Eternal (ETERNAL) Q1 25/26 earnings summary
Event summary combining transcript, slides, and related documents.
Q1 25/26 earnings summary
24 Nov, 2025Executive summary
Quick commerce segment showed robust growth, with most gains from existing service areas rather than new city expansion.
Mature markets like Delhi saw 70% year-over-year growth, indicating strong performance even in well-penetrated regions.
Food delivery growth has rebounded after a period of stagnation, with expectations for continued momentum.
Board approved unaudited standalone and consolidated financial results for the quarter ended June 30, 2025, reviewed by Deloitte Haskins & Sells.
Incorporation of wholly owned subsidiary Blinkit Foods Limited approved.
Financial highlights
Consolidated revenue from operations rose to INR 7,167 crores, up from INR 4,206 crores year-over-year and INR 5,833 crores sequentially.
Quick commerce revenue: INR 2,400 crores (up from INR 942 crores year-over-year).
Margins in quick commerce improved from -2.4% to -1.8% this quarter, with some mature business segments already at 2.5% margin.
Contribution margin in quick commerce was 3.9% this quarter, compared to 4.9% last year.
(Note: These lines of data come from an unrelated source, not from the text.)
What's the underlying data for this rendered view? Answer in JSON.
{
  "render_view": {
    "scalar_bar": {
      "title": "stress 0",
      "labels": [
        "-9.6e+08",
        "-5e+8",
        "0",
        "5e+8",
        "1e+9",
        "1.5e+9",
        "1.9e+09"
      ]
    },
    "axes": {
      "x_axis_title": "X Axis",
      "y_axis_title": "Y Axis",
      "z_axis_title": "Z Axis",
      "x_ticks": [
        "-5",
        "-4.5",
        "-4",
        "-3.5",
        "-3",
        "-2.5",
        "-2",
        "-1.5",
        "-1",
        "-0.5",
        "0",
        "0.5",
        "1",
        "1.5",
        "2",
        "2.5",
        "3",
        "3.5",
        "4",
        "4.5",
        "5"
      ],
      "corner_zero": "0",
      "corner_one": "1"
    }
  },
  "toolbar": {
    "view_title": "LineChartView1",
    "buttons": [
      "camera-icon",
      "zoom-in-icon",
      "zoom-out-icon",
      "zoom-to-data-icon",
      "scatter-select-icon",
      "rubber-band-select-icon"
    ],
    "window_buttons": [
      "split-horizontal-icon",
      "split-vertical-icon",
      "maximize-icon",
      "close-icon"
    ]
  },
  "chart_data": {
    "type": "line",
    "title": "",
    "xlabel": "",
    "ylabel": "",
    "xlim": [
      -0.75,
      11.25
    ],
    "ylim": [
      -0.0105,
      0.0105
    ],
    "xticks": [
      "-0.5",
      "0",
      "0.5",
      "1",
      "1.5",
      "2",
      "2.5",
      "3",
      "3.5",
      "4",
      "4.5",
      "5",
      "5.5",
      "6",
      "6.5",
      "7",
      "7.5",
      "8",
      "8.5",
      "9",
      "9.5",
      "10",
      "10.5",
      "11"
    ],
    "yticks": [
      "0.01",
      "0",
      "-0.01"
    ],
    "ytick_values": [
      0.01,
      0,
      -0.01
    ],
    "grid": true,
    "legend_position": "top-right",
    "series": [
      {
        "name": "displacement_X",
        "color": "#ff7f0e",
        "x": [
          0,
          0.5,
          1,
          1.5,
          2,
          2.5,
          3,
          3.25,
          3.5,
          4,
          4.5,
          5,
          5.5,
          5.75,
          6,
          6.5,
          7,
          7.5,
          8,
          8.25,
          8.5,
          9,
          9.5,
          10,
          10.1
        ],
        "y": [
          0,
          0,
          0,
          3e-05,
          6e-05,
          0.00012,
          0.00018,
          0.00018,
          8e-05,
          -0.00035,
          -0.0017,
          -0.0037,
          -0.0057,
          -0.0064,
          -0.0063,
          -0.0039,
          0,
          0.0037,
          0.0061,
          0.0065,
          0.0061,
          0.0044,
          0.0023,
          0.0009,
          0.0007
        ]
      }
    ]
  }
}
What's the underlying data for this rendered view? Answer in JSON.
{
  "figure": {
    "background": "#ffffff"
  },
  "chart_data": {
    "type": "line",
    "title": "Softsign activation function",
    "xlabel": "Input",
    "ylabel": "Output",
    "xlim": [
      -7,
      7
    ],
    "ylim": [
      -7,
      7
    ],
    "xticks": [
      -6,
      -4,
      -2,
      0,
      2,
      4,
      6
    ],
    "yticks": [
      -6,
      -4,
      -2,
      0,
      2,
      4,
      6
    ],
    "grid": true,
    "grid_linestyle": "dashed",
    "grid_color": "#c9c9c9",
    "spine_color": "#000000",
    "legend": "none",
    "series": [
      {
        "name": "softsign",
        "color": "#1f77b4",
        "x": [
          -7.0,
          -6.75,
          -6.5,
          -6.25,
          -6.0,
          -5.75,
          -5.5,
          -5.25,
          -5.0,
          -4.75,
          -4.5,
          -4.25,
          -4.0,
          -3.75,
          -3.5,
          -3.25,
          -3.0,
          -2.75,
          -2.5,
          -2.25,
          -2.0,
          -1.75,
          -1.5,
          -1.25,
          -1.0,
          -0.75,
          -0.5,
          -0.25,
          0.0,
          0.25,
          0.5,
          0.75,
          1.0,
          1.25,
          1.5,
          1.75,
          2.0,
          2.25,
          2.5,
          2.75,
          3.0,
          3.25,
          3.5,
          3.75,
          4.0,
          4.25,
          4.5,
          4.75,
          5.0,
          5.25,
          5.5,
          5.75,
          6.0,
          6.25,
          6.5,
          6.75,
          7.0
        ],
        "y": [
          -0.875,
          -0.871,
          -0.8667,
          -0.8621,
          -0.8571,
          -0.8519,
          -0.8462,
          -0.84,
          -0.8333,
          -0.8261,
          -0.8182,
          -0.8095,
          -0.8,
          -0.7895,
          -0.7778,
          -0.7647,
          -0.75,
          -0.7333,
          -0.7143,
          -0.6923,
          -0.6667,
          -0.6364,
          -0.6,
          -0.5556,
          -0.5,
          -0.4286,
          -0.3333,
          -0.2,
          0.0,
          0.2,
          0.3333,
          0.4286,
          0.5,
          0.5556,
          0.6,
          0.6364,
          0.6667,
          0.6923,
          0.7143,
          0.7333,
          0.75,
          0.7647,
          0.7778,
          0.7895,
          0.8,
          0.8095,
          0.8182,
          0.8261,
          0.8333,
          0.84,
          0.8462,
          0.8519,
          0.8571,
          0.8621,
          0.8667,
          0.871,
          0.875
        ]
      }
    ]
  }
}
Consolidated profit for the quarter was INR 25 crores, compared to INR 253 crores in the same quarter last year and INR 39 crores in the previous quarter.
Outlook and guidance
Most of the quick commerce business is expected to move to inventory ownership (1P) within two to three quarters, with margin benefits accruing in the same period.
Transition in quick commerce segment from marketplace to a combination of marketplace and inventory-led model expected to increase direct sales revenue and reduce B2B segment revenue.
Growth momentum in quick commerce is expected to remain strong for at least the next two years as infrastructure expands toward 3,000 stores.
Food delivery margins may remain stable in the near term as the focus shifts to growth, with long-term potential for margin expansion.
No specific break-even timeline for quick commerce provided, as it depends on expansion pace and competitive dynamics.